The things people leave behind


I’m on the way back to Melbourne now from my trip to Sydney.

Waiting at the Qantas Club waiting for my flight, I’m using a public computer to logon and check my email. (Laptop battery flat because I surrendered my power pack to a staff member who forgot theirs)

it’s interesting (but not surprising) to see the documents people have downloaded onto this public terminal but not deleted.
I did go looking for them but merely stumbled upon them when saving a temp document (nothing sensitive) myself.

Dividend reports, names and addresses, they’re all there.

Would you really want to trust a public terminal with private and confidential information?

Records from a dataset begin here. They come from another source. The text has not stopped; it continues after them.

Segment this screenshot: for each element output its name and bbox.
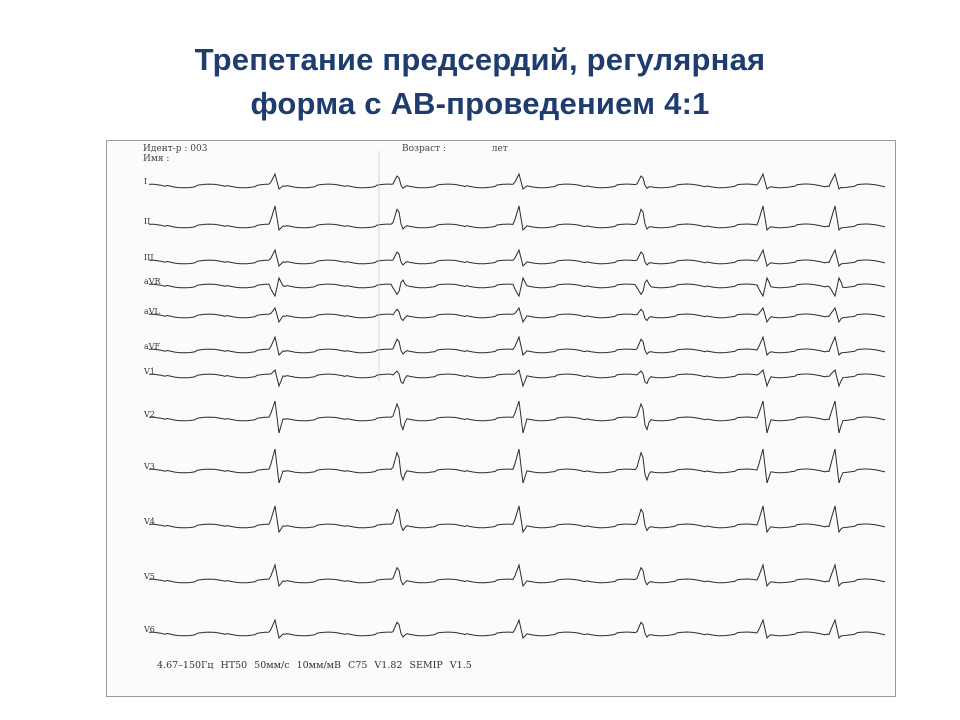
id-value: 003	[190, 144, 208, 154]
lead-label-avf: aVF	[144, 342, 161, 351]
slide-title	[0, 38, 960, 126]
ecg-trace-v4	[149, 506, 885, 532]
lead-label-v4: V4	[144, 517, 155, 526]
lead-label-v1: V1	[144, 367, 155, 376]
ecg-strip	[106, 140, 896, 697]
ecg-trace-avf	[149, 337, 885, 355]
ecg-footer: 4.67–150Гц HT50 50мм/с 10мм/мВ C75 V1.82 SEMIP V1.5	[157, 660, 472, 671]
lead-label-v5: V5	[144, 572, 155, 581]
slide-title-line-1: Трепетание предсердий, регулярная	[194, 42, 766, 77]
lead-label-ii: II	[144, 217, 151, 226]
ecg-trace-v1	[149, 370, 885, 386]
ecg-trace-avr	[149, 278, 885, 296]
lead-label-avl: aVL	[144, 307, 160, 316]
ecg-trace-v6	[149, 620, 885, 638]
lead-label-v2: V2	[144, 410, 155, 419]
lead-label-i: I	[144, 177, 148, 186]
ecg-trace-avl	[149, 308, 885, 322]
ecg-trace-i	[149, 174, 885, 189]
lead-label-v6: V6	[144, 625, 155, 634]
slide-title-line-2: форма с АВ-проведением 4:1	[250, 86, 710, 121]
ecg-header-id	[143, 144, 207, 154]
lead-label-avr: aVR	[144, 277, 161, 286]
ecg-trace-iii	[149, 250, 885, 266]
age-unit: лет	[491, 144, 508, 154]
id-label: Идент-р :	[143, 144, 188, 154]
ecg-header-age	[402, 144, 508, 154]
name-label: Имя :	[143, 154, 170, 164]
lead-label-iii: III	[144, 253, 154, 262]
ecg-trace-v2	[149, 401, 885, 433]
ecg-trace-v3	[149, 449, 885, 483]
ecg-traces	[107, 141, 896, 697]
age-label: Возраст :	[402, 144, 446, 154]
ecg-trace-ii	[149, 206, 885, 230]
lead-label-v3: V3	[144, 462, 155, 471]
ecg-trace-v5	[149, 565, 885, 586]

This is also possibly a bad reflection on Qantas. They should have a more stringent cleanout policy in place to reset a system after use.

My advise:
-where possible, don’t use a public terminal
-never log into sensitive sites such as financial sites
-if you must, it must be secure, not clear text.
-where possible, use a web based service to access files. Citrix if your company offers it, that way no data leaves the corporate network.
-if you have to download files to the public machine, know where you save them and delete them. Directly opening a file from a browser will open the file from a temporary location you may not be able to find or delete. (Although it should get cleaned out)
-Always restart the computer when you are finished.
Many cleanout routines only take effect on a reboot and not a logoff.